Bill and Hillary Clinton, Barack Obama and the Democrats outdistance the Republicans in public esteem, illustrating how far the GOP has to go to be competitive in the next presidential race.
The latest NBC News/Wall Street Journal poll finds that Bill Clinton, who served eight years as president, remains a popular figure. About 54 percent of Americans say they have positive feelings toward him and only 26 percent have negative feelings.
Hillary Clinton, the former first lady, ex-U.S. senator from New York and former secretary of state, isn't far behind, with 51 percent positive ratings and 31 percent negative. She is considering a presidential run in 2016.
Forty-five percent of Americans approve of President Obama's job performance and 50 percent disapprove. This isn't great but it isn't horrible, either. And the Democratic party has slightly more positive than negative ratings, 40 percent to 38 percent.
Overall, the Democrats' ratings tend to be better than the opposition's. Every other political figure and every other organization tested in the NBC/Journal poll gets more negative ratings than positive ones.
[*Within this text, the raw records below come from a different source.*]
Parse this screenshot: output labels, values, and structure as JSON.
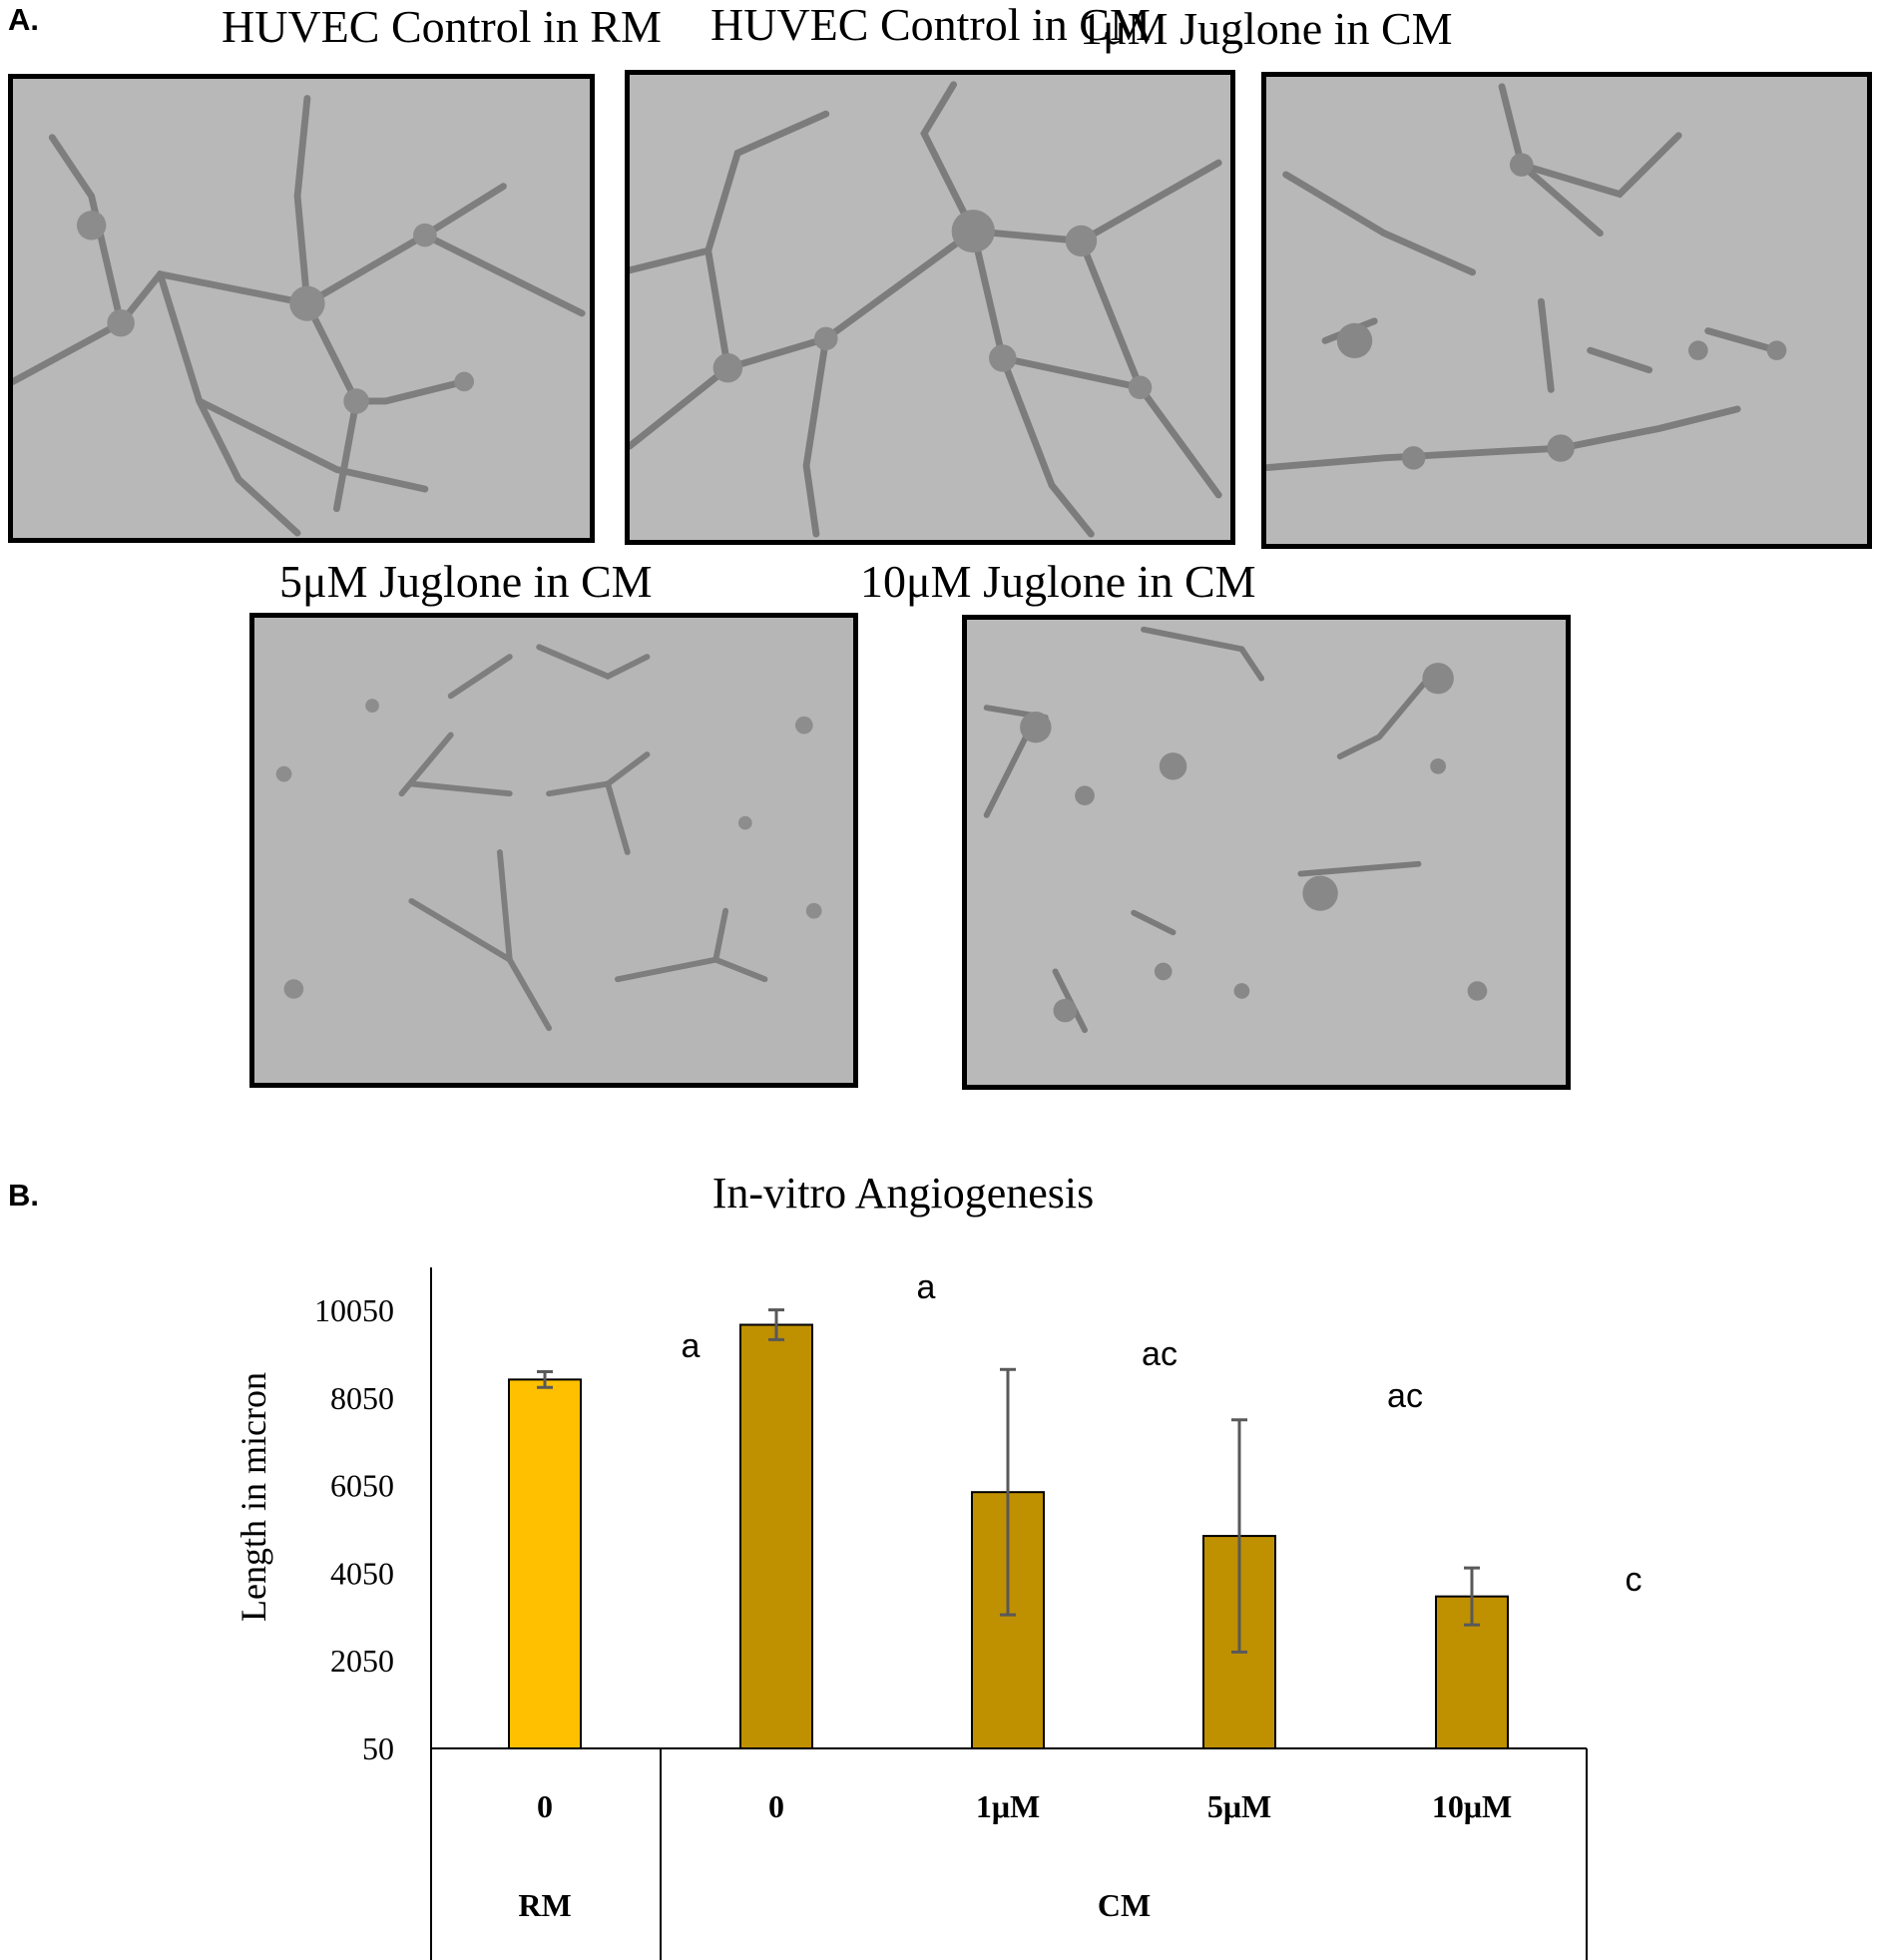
{
  "panel_a": {
    "letter": "A.",
    "captions": [
      "HUVEC Control in RM",
      "HUVEC Control in CM",
      "1μM Juglone in CM",
      "5μM Juglone in CM",
      "10μM Juglone in CM"
    ]
  },
  "panel_b": {
    "letter": "B."
  },
  "chart_data": {
    "type": "bar",
    "title": "In-vitro Angiogenesis",
    "ylabel": "Length in micron",
    "xlabel": "",
    "ylim": [
      50,
      10050
    ],
    "yticks": [
      50,
      2050,
      4050,
      6050,
      8050,
      10050
    ],
    "categories": [
      "0",
      "0",
      "1μM",
      "5μM",
      "10μM"
    ],
    "groups": [
      {
        "label": "RM",
        "categories": [
          0
        ]
      },
      {
        "label": "CM",
        "categories": [
          1,
          2,
          3,
          4
        ]
      }
    ],
    "values": [
      8470,
      9720,
      5900,
      4900,
      3520
    ],
    "errors": [
      180,
      340,
      2800,
      2650,
      650
    ],
    "colors": [
      "#FFC000",
      "#BF9000",
      "#BF9000",
      "#BF9000",
      "#BF9000"
    ],
    "significance": [
      "a",
      "a",
      "ac",
      "ac",
      "c"
    ]
  }
}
For example, Sen. Rand Paul, R-Ky., has 24 percent negative and 23 percent positive ratings but most voters don't know enough about him to make a judgment. He is a potential GOP candidate for president in 2016.
The Republican party's rating is 44 percent negative and 28 percent positive. The conservative tea party is at 42 percent negative and 25 percent positive.
Political scientist Bill Galston of the Brookings Institution says it's all about pragmatism. His conclusion is that people long for the best of what the Clintons offered during their eight years in the White House. Many Americans see former President Clinton's policy achievements outweighing his character problems, as illustrated by the Monica Lewinsky sex-and-lies scandal.
"Part of it is whether you think of those years as a time of peace and prosperity, and we don't see a lot of that now," said Galston, who was a senior White House adviser under Clinton.
"Bill Clinton is a very compelling public figure," Galston told me. "And Hillary has become a first-name icon. People are fascinated with her. They're fascinated with her as secretary of state, and with how she was a workhorse and not a showhorse in the Senate, and with her loyalty to the president [when she was first lady]."